Still, the presentation reinforces the tourism industry argument that it has reached a ‘tipping point’ in terms of price, and the implementation of VAT and further tax increases could push it over the edge.

These ‘dark clouds’, the BHTA added were coming at a time when the Bahamas was well-positioned for growth, via the potential to capitalise on the $2.6 billion Baha Mar project and other new product, plus recent infrastructure improvements.

The number of visitors saying they would recommend a Bahamas vacation to others had grown by around five percentage points for each of Paradise Island, Cable Beach and the Family Islands in the decades to 2013.

And the Bahamas was “the most frequently-mentioned island destination” among a survey of 1,000 consumers asked to mention such a location within five hours of the US, attracting 726 ‘mentions’- more than double those received by its nearest competitor, the US Virgin Islands.

Yet the BHTA yesterday warned that these improved indicators were being “hampered by price concerns”.

Drawing on the MMGY survey, its presentation warned: “Apart from interest in visiting other Caribbean destinations and a lack of interest in visiting the Bahamas, cost factors (lodging, airfares and food) are the primary reasons for respondents not considering Nassau/Paradise Island for a leisure trip.”

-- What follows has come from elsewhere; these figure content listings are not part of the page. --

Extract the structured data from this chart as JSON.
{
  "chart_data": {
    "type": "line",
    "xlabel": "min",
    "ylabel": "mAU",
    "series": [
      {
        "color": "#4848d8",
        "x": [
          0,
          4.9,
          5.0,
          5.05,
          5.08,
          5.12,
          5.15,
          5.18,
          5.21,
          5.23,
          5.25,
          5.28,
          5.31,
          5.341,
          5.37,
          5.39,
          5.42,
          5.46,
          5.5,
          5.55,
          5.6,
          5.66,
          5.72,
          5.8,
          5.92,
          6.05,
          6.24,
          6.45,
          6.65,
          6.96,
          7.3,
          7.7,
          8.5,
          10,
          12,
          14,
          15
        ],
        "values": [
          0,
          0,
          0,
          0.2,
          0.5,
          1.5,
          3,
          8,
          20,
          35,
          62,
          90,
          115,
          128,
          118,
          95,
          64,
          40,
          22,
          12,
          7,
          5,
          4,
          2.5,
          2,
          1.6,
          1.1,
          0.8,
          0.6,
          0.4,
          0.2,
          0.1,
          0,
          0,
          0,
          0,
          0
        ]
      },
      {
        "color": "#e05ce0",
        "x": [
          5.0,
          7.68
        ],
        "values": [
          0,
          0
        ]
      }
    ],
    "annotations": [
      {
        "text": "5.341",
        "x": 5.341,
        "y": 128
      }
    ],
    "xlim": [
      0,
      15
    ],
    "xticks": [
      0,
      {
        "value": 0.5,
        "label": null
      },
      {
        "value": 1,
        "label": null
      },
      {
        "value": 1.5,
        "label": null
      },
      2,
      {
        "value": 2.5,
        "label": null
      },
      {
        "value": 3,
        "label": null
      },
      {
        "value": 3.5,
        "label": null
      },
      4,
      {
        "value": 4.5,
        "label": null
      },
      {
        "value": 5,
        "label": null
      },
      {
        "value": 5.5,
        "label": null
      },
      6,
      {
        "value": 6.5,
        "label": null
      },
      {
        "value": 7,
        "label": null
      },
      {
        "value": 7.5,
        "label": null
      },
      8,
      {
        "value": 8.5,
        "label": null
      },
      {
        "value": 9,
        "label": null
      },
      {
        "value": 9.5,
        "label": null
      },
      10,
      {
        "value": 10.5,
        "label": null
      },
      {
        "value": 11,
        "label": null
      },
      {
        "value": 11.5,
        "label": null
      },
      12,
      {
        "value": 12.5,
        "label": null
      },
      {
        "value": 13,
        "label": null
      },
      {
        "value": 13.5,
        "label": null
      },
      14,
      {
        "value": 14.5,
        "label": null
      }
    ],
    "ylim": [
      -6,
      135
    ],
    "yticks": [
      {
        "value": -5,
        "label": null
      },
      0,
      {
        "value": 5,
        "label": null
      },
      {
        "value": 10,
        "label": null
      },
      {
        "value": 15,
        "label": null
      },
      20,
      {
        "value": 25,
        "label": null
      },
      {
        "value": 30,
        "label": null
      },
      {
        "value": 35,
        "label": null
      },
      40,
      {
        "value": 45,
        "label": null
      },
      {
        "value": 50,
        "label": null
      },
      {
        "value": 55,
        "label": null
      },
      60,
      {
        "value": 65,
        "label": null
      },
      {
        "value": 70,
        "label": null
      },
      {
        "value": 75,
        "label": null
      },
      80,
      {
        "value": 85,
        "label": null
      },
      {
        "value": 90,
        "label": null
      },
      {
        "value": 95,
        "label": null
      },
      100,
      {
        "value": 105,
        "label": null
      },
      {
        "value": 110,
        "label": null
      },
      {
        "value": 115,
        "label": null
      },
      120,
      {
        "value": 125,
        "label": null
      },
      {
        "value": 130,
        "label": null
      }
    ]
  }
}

While 57 per cent were more interested in other experiences, some 31 per cent of respondents to the MMGY survey said hotel accommodation was too expensive, and 28 per cent said likewise when it came air fares. Another 22 per cent said food costs were too expensive.

Summing up the findings, the BHTA told its members yesterday that the findings “illustrate the challenges which the industry presently faces, which could be compounded by tax policies being considered by Government.....

“This underscores the strength of our overall product but underscores consumer price sensitivities.”